At first glance, it may seem obvious: Hold off on claiming benefits for as long as you can to receive those bigger checks. But that's not always the case. For example, if you have health issues and don't expect to live that long, you may miss out on thousands of dollars in benefits by waiting longer to claim. On the other hand, if you expect to live a long time and don't think your personal savings will last that many years, waiting as long as you can to collect those fatter checks can result in more income every month for the rest of your life.
3. Not taking advantage of spousal benefits
If you're married, you may be able to collect benefits based on your spouse's work record. For those who are currently married, you must be at least 62 to claim based on your spouse's record, and you also can't start receiving benefits until your spouse begins claiming. When you do start claiming, you can receive up to 50% of your spouse's full benefit amount.
Even if you're divorced, you may still be able to claim based on your ex-spouse's record if you were married for at least 10 years and are not currently married (although if your spouse remarries, you may still be eligible to claim on his or her record). You must be at least 62, but in this case, you don't have to wait until your ex-spouse claims before you can begin receiving benefits as long as you've been divorced for at least two years. Also, regardless of whether you're married or divorced, if you claim benefits based on your spouse's record, your spouse's benefits will not be affected.

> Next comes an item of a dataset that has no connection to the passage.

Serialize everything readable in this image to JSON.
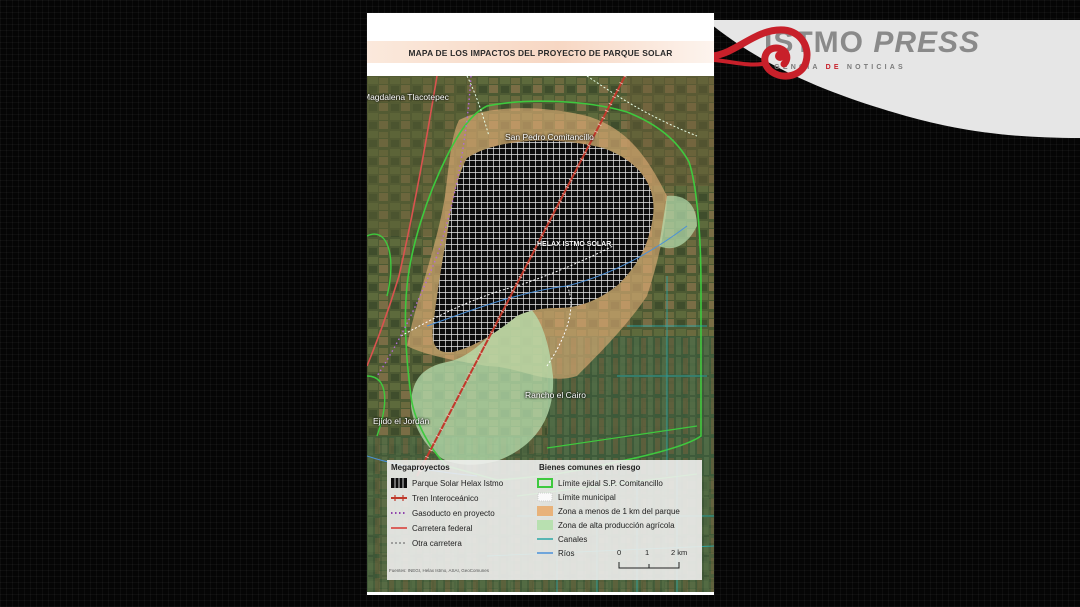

You can also file for spousal benefits even if you're entitled to benefits of your own. The SSA will pay out your benefits first, then if you could be receiving more based on your spouse's record, you'll receive an extra amount to make up the difference.
Finally, keep in mind that all normal claiming rules still apply here. While you can claim as early as age 62, you won't receive the full amount you're entitled to unless you wait until your FRA to claim.
Social Security benefits can be complex and confusing, but it's important to understand how they work if you want to make the most of them. Especially if you don't expect to have enough savings to last the rest of your life, maximizing your benefits can help you enjoy a more financially stable retirement.